Par Slim BEN YOUSSEF
Dans un monde en pleine reconstruction, la divergence est souvent brandie comme une vertu en soi. Elle devient posture, parfois système. Mais une société ne tient pas seulement par la multiplicité de ses voix. Elle tient par ce qui les relie, les aimante, les ordonne vers un horizon commun.
Ibn Khaldoun appelait cela « asabiyya ». Non pas un unanimisme rigide, mais une énergie collective, fluide, qui fait bloc sans étouffer, qui traverse les différences sans les nier. Une force d’adhésion, assez puissante pour que des voix dissonantes agissent dans un même souffle. Lorsque cette force se tarit, le lien social s’effiloche. Le corps politique se désagrège. Chacun tire à hue et à dia. Et c’est l’idée même de nation — comme horizon commun — qui se défait.

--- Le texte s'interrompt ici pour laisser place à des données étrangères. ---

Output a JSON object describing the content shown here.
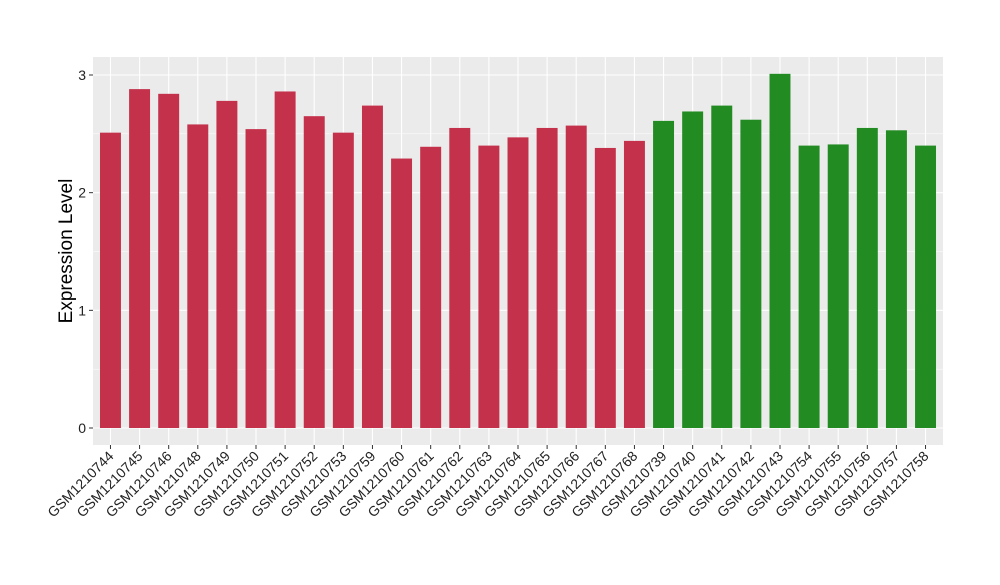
{
  "chart_data": {
    "type": "bar",
    "title": "",
    "xlabel": "",
    "ylabel": "Expression Level",
    "ylim": [
      0,
      3.1
    ],
    "yticks": [
      0,
      1,
      2,
      3
    ],
    "grid": true,
    "legend": "none",
    "categories": [
      "GSM1210744",
      "GSM1210745",
      "GSM1210746",
      "GSM1210748",
      "GSM1210749",
      "GSM1210750",
      "GSM1210751",
      "GSM1210752",
      "GSM1210753",
      "GSM1210759",
      "GSM1210760",
      "GSM1210761",
      "GSM1210762",
      "GSM1210763",
      "GSM1210764",
      "GSM1210765",
      "GSM1210766",
      "GSM1210767",
      "GSM1210768",
      "GSM1210739",
      "GSM1210740",
      "GSM1210741",
      "GSM1210742",
      "GSM1210743",
      "GSM1210754",
      "GSM1210755",
      "GSM1210756",
      "GSM1210757",
      "GSM1210758"
    ],
    "values": [
      2.51,
      2.88,
      2.84,
      2.58,
      2.78,
      2.54,
      2.86,
      2.65,
      2.51,
      2.74,
      2.29,
      2.39,
      2.55,
      2.4,
      2.47,
      2.55,
      2.57,
      2.38,
      2.44,
      2.61,
      2.69,
      2.74,
      2.62,
      3.01,
      2.4,
      2.41,
      2.55,
      2.53,
      2.4
    ],
    "groups": [
      "red",
      "red",
      "red",
      "red",
      "red",
      "red",
      "red",
      "red",
      "red",
      "red",
      "red",
      "red",
      "red",
      "red",
      "red",
      "red",
      "red",
      "red",
      "red",
      "green",
      "green",
      "green",
      "green",
      "green",
      "green",
      "green",
      "green",
      "green",
      "green"
    ],
    "colors": {
      "red": "#C4314B",
      "green": "#228B22",
      "panel": "#EBEBEB",
      "grid": "#FFFFFF"
    }
  }
}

Après la décennie chaotique nahdhaouie, nous vivons un moment de grand relâchement collectif. Cela va de soi. Les désaccords avaient cessé d’être des tensions fécondes ; ils tournaient à vide, recyclés à l’infini dans les chambres d’écho. On ne débattait plus pour construire, mais pour affirmer une image, marquer un territoire, parfois pour frapper. Le désaccord est devenu mise en scène. Et l’histoire, pause indéfinie.

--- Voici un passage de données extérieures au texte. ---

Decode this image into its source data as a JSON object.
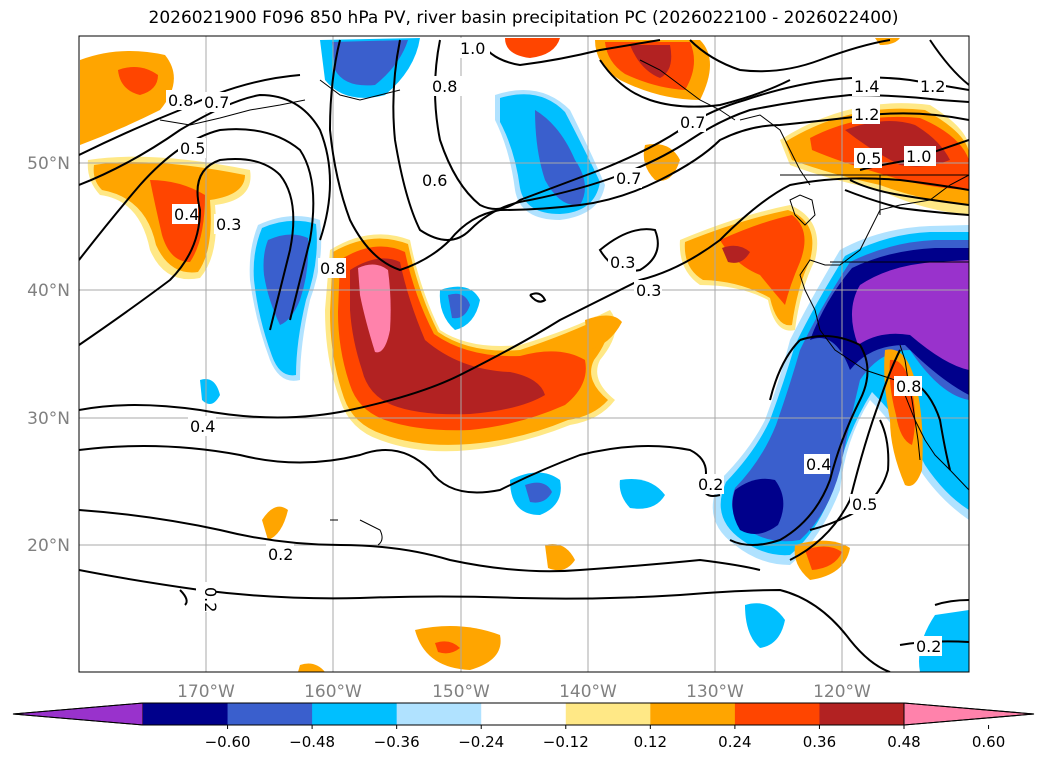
{
  "title": "2026021900 F096 850 hPa PV, river basin precipitation PC (2026022100 - 2026022400)",
  "map": {
    "lat_ticks": [
      "50°N",
      "40°N",
      "30°N",
      "20°N"
    ],
    "lon_ticks": [
      "170°W",
      "160°W",
      "150°W",
      "140°W",
      "130°W",
      "120°W"
    ],
    "gridlines": true,
    "tick_label_color": "#808080"
  },
  "colorbar": {
    "ticks": [
      "−0.60",
      "−0.48",
      "−0.36",
      "−0.24",
      "−0.12",
      "0.12",
      "0.24",
      "0.36",
      "0.48",
      "0.60"
    ],
    "colors": [
      "#9932cc",
      "#00008b",
      "#3a5fcd",
      "#00bfff",
      "#b0e2ff",
      "#ffffff",
      "#ffe886",
      "#ffa500",
      "#ff4500",
      "#b22222",
      "#ff82ab"
    ],
    "extend": "both"
  },
  "contour_labels": [
    "1.0",
    "0.8",
    "0.8",
    "0.7",
    "0.5",
    "0.4",
    "0.3",
    "0.8",
    "0.6",
    "0.7",
    "1.4",
    "1.2",
    "1.2",
    "1.0",
    "0.5",
    "0.3",
    "0.3",
    "0.4",
    "0.2",
    "0.2",
    "0.2",
    "0.5",
    "0.2",
    "0.8",
    "0.4",
    "0.7"
  ]
}
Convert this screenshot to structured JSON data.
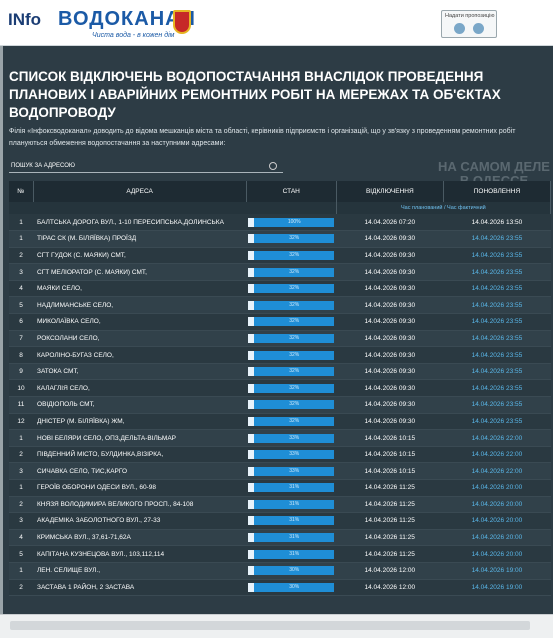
{
  "header": {
    "logo": "INfo",
    "brand": "ВОДОКАНАЛ",
    "slogan": "Чиста вода - в кожен дім",
    "offer": "Надати пропозицію"
  },
  "title": "СПИСОК ВІДКЛЮЧЕНЬ ВОДОПОСТАЧАННЯ ВНАСЛІДОК ПРОВЕДЕННЯ ПЛАНОВИХ І АВАРІЙНИХ РЕМОНТНИХ РОБІТ НА МЕРЕЖАХ ТА ОБ'ЄКТАХ ВОДОПРОВОДУ",
  "intro": "Філія «Інфоксводоканал» доводить до відома мешканців міста та області, керівників підприємств і організацій, що у зв'язку з проведенням ремонтних робіт плануються обмеження водопостачання за наступними адресами:",
  "search": "ПОШУК ЗА АДРЕСОЮ",
  "watermark": "НА САМОМ ДЕЛЕ В ОДЕССЕ",
  "table": {
    "columns": [
      "№",
      "АДРЕСА",
      "СТАН",
      "ВІДКЛЮЧЕННЯ",
      "ПОНОВЛЕННЯ"
    ],
    "subheader": "Час планований / Час фактичний",
    "rows": [
      [
        "1",
        "БАЛТСЬКА ДОРОГА ВУЛ., 1-10 ПЕРЕСИПСЬКА,ДОЛИНСЬКА",
        "100%",
        "14.04.2026 07:20",
        "14.04.2026 13:50"
      ],
      [
        "1",
        "ТІРАС СК (М. БІЛЯЇВКА) ПРОЇЗД",
        "32%",
        "14.04.2026 09:30",
        "14.04.2026 23:55"
      ],
      [
        "2",
        "СГТ ГУДОК (С. МАЯКИ) СМТ,",
        "32%",
        "14.04.2026 09:30",
        "14.04.2026 23:55"
      ],
      [
        "3",
        "СГТ МЕЛІОРАТОР (С. МАЯКИ) СМТ,",
        "32%",
        "14.04.2026 09:30",
        "14.04.2026 23:55"
      ],
      [
        "4",
        "МАЯКИ СЕЛО,",
        "32%",
        "14.04.2026 09:30",
        "14.04.2026 23:55"
      ],
      [
        "5",
        "НАДЛИМАНСЬКЕ СЕЛО,",
        "32%",
        "14.04.2026 09:30",
        "14.04.2026 23:55"
      ],
      [
        "6",
        "МИКОЛАЇВКА СЕЛО,",
        "32%",
        "14.04.2026 09:30",
        "14.04.2026 23:55"
      ],
      [
        "7",
        "РОКСОЛАНИ СЕЛО,",
        "32%",
        "14.04.2026 09:30",
        "14.04.2026 23:55"
      ],
      [
        "8",
        "КАРОЛІНО-БУГАЗ СЕЛО,",
        "32%",
        "14.04.2026 09:30",
        "14.04.2026 23:55"
      ],
      [
        "9",
        "ЗАТОКА СМТ,",
        "32%",
        "14.04.2026 09:30",
        "14.04.2026 23:55"
      ],
      [
        "10",
        "КАЛАГЛІЯ СЕЛО,",
        "32%",
        "14.04.2026 09:30",
        "14.04.2026 23:55"
      ],
      [
        "11",
        "ОВІДІОПОЛЬ СМТ,",
        "32%",
        "14.04.2026 09:30",
        "14.04.2026 23:55"
      ],
      [
        "12",
        "ДНІСТЕР (М. БІЛЯЇВКА) ЖМ,",
        "32%",
        "14.04.2026 09:30",
        "14.04.2026 23:55"
      ],
      [
        "1",
        "НОВІ БЕЛЯРИ СЕЛО, ОПЗ,ДЕЛЬТА-ВІЛЬМАР",
        "33%",
        "14.04.2026 10:15",
        "14.04.2026 22:00"
      ],
      [
        "2",
        "ПІВДЕННИЙ МІСТО, БУЛДИНКА,ВІЗІРКА,",
        "33%",
        "14.04.2026 10:15",
        "14.04.2026 22:00"
      ],
      [
        "3",
        "СИЧАВКА СЕЛО, ТИС,КАРГО",
        "33%",
        "14.04.2026 10:15",
        "14.04.2026 22:00"
      ],
      [
        "1",
        "ГЕРОЇВ ОБОРОНИ ОДЕСИ ВУЛ., 60-98",
        "31%",
        "14.04.2026 11:25",
        "14.04.2026 20:00"
      ],
      [
        "2",
        "КНЯЗЯ ВОЛОДИМИРА ВЕЛИКОГО ПРОСП., 84-108",
        "31%",
        "14.04.2026 11:25",
        "14.04.2026 20:00"
      ],
      [
        "3",
        "АКАДЕМІКА ЗАБОЛОТНОГО ВУЛ., 27-33",
        "31%",
        "14.04.2026 11:25",
        "14.04.2026 20:00"
      ],
      [
        "4",
        "КРИМСЬКА ВУЛ., 37,61-71,62А",
        "31%",
        "14.04.2026 11:25",
        "14.04.2026 20:00"
      ],
      [
        "5",
        "КАПІТАНА КУЗНЕЦОВА ВУЛ., 103,112,114",
        "31%",
        "14.04.2026 11:25",
        "14.04.2026 20:00"
      ],
      [
        "1",
        "ЛЕН. СЕЛИЩЕ ВУЛ.,",
        "30%",
        "14.04.2026 12:00",
        "14.04.2026 19:00"
      ],
      [
        "2",
        "ЗАСТАВА 1 РАЙОН, 2 ЗАСТАВА",
        "30%",
        "14.04.2026 12:00",
        "14.04.2026 19:00"
      ]
    ]
  }
}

Or les divergences d’opinion sont légitimes, nécessaires même, à condition qu’elles convergent. Vers quoi ? Vers l’édification résolue d’un avenir partagé : justice sociale, souveraineté réelle, développement et prospérité au service de toutes les forces vives du pays. Cela suppose un cap. Et une exigence.
Ibn Khaldoun le disait à sa manière : une nation n’existe pas par l’addition de ses habitants, mais par la finalité qu’ils se donnent. C’est là que l’absence d’un langage commun devient inquiétante. Car sans lexique partagé, il n’y a plus de volonté générale — seulement des calculs particuliers. Et sans volonté générale, aucune asabiyya ne survit.
Gramsci, dans l’étau de sa cellule, méditait cette leçon simple : pour faire bloc, les forces sociales doivent être traversées par une direction morale et intellectuelle. Faute de quoi, elles s’émiettent. Et l’histoire se fait sans elles.
La Tunisie ne manque ni de ressources ni d’intelligence. Mais elle manque de projection commune. Or une divergence qui ne débouche pas sur une dynamique d’unité est une divergence perdue. Une parole inutile. Un moment gaspillé.
Il ne s’agit pas de réduire les différences. Il s’agit de les articuler, pour qu’elles construisent quelque chose d’édifiant pour la nation. Cela demande des institutions solides, un imaginaire collectif fécond, un minimum de confiance.
Et surtout, un refus lucide de tout retour en arrière.